Now he got up slowly from the table and went out to the forge to blow the fire into life again.
‘Luke Welling?’ Rosa said again, desperately. There was a catch in her throat. The evening was drawing in and the streets of Spitalfields felt very dark and narrow. In her new silk dress, part of Mama’s trousseau shopping, she stuck out like candle flame in a darkened room, all eyes turning to her as she picked her way through the filth-strewn streets.
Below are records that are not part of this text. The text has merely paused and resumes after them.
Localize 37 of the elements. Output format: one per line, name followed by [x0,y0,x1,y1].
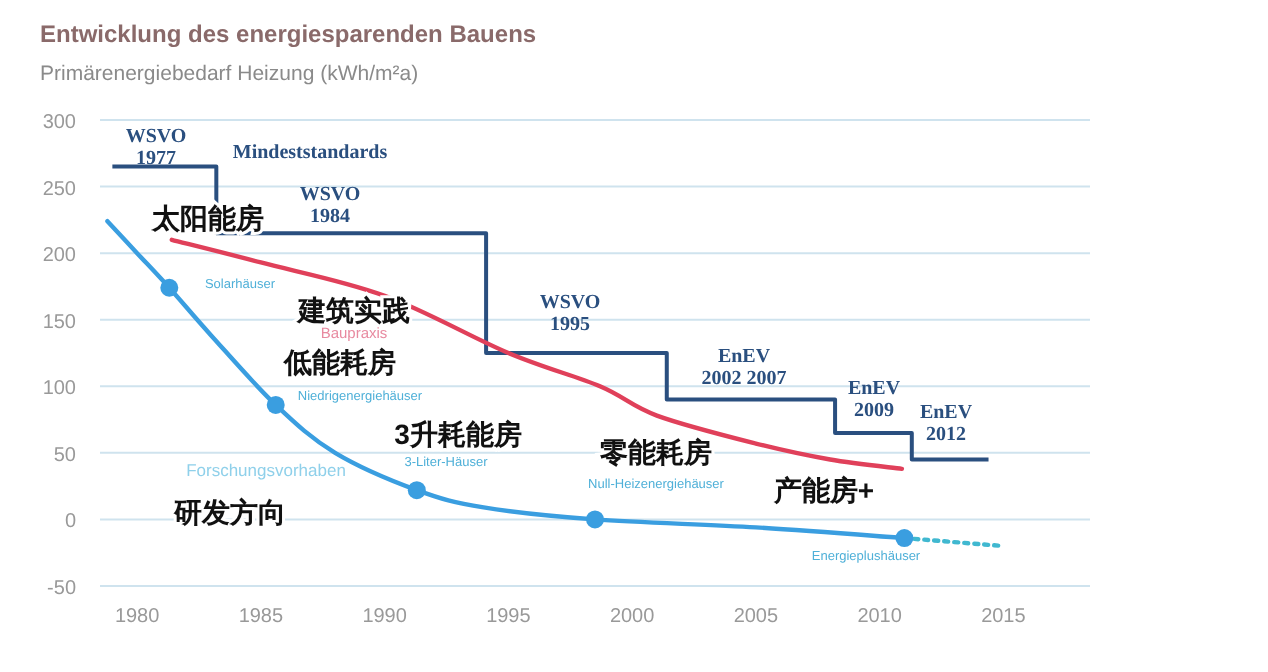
x-tick-label: 1980 [114,606,161,628]
annotation: WSVO 1995 [539,292,601,336]
y-tick-label: 50 [53,444,77,467]
x-tick-label: 2005 [733,606,779,628]
x-tick-label: 2015 [981,606,1027,628]
y-tick-label: 100 [42,378,77,401]
y-tick-label: 0 [64,511,77,534]
x-tick-label: 1995 [486,606,532,628]
annotation: WSVO 1984 [299,184,361,228]
y-tick-label: 150 [42,311,77,334]
x-tick-label: 2000 [609,606,656,628]
point [895,529,914,548]
chart-subtitle: Primärenergiebedarf Heizung (kWh/m²a) [40,62,419,86]
annotation: EnEV 2009 [847,378,902,422]
annotation: Forschungsvorhaben [186,460,347,480]
y-tick-label: 200 [42,245,77,268]
annotation: 零能耗房 [598,436,712,468]
y-tick-label: -50 [47,578,77,600]
point [160,278,179,297]
annotation: EnEV 2012 [919,402,974,446]
point [266,395,285,414]
annotation: 低能耗房 [282,346,396,378]
y-tick-label: 250 [42,178,77,201]
annotation: EnEV 2002 2007 [701,346,787,390]
point [407,481,426,500]
annotation: 建筑实践 [296,294,410,326]
point [586,510,604,529]
annotation: Mindeststandards [232,142,388,164]
y-tick-label: 300 [42,112,77,134]
annotation: WSVO 1977 [125,126,187,170]
annotation: 3升耗能房 [394,418,522,450]
x-tick-label: 1990 [362,606,408,628]
annotation: 产能房+ [771,474,875,506]
chart-title: Entwicklung des energiesparenden Bauens [40,20,537,48]
x-tick-label: 2010 [857,606,903,628]
x-tick-label: 1985 [238,606,284,628]
annotation: 研发方向 [172,496,286,528]
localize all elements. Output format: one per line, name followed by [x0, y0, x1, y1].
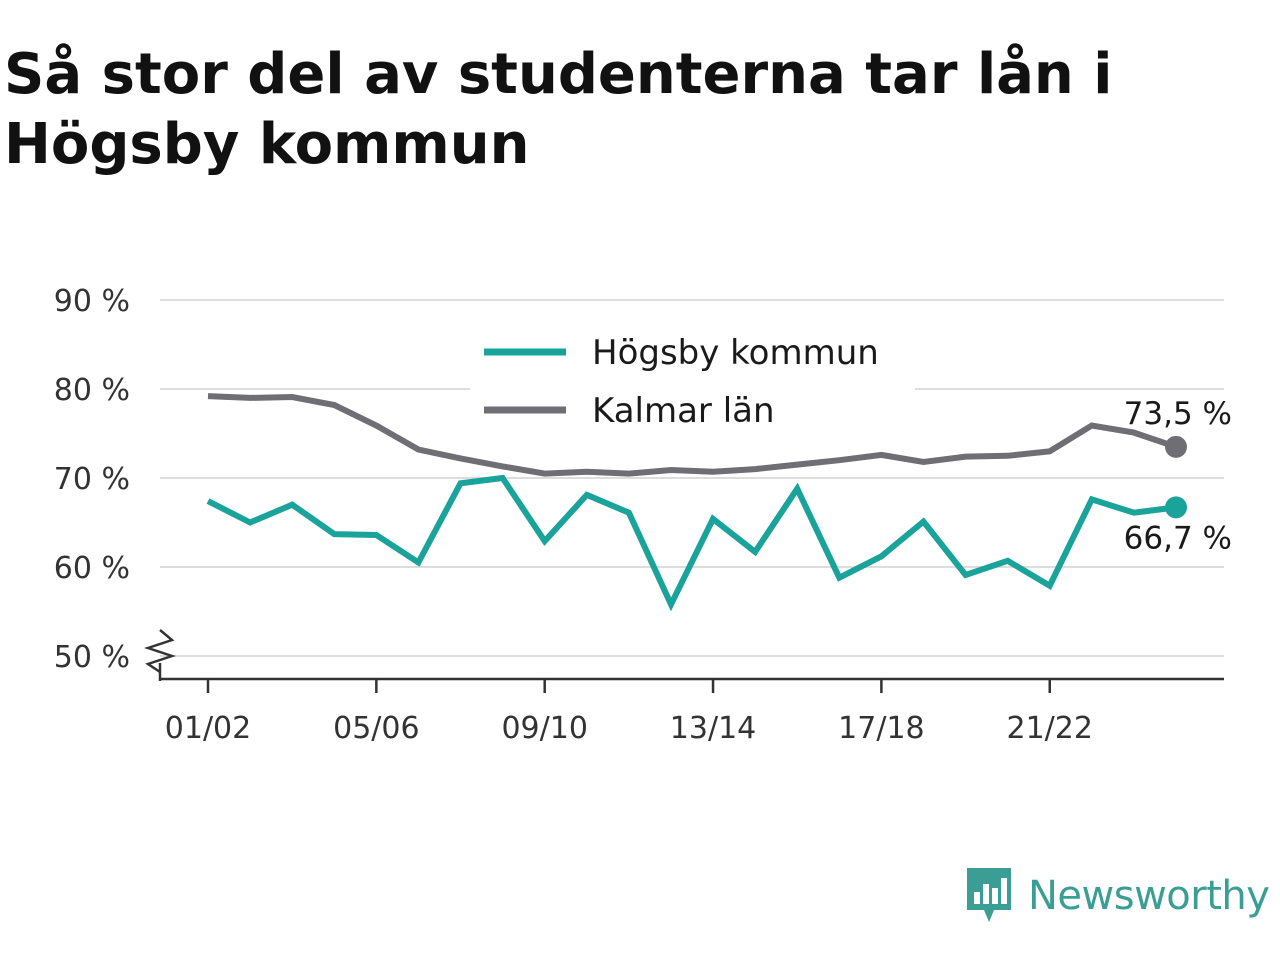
y-tick-label: 50 %: [54, 640, 130, 675]
x-tick-label: 21/22: [1007, 711, 1093, 746]
series-end-marker: [1165, 435, 1187, 458]
series-end-label: 66,7 %: [1124, 520, 1232, 556]
series-end-label: 73,5 %: [1124, 396, 1232, 432]
x-tick-label: 05/06: [333, 711, 419, 746]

Now she stood at a street corner, trying to ignore the gales of ribald laughter coming from the public house in front of her, and asked the girl again, ‘Are you sure you’ve never heard of him? His father’s a drayman. He’s about nineteen, twenty perhaps – he’s lived here all his life.’
‘I’m sorry, darlin’,’ said the girl. She eyed Rosa speculatively through her lashes and Rosa saw, to her shock, that the girl’s lips and eyelids were painted. ‘Someone’s bin telling you porkies.’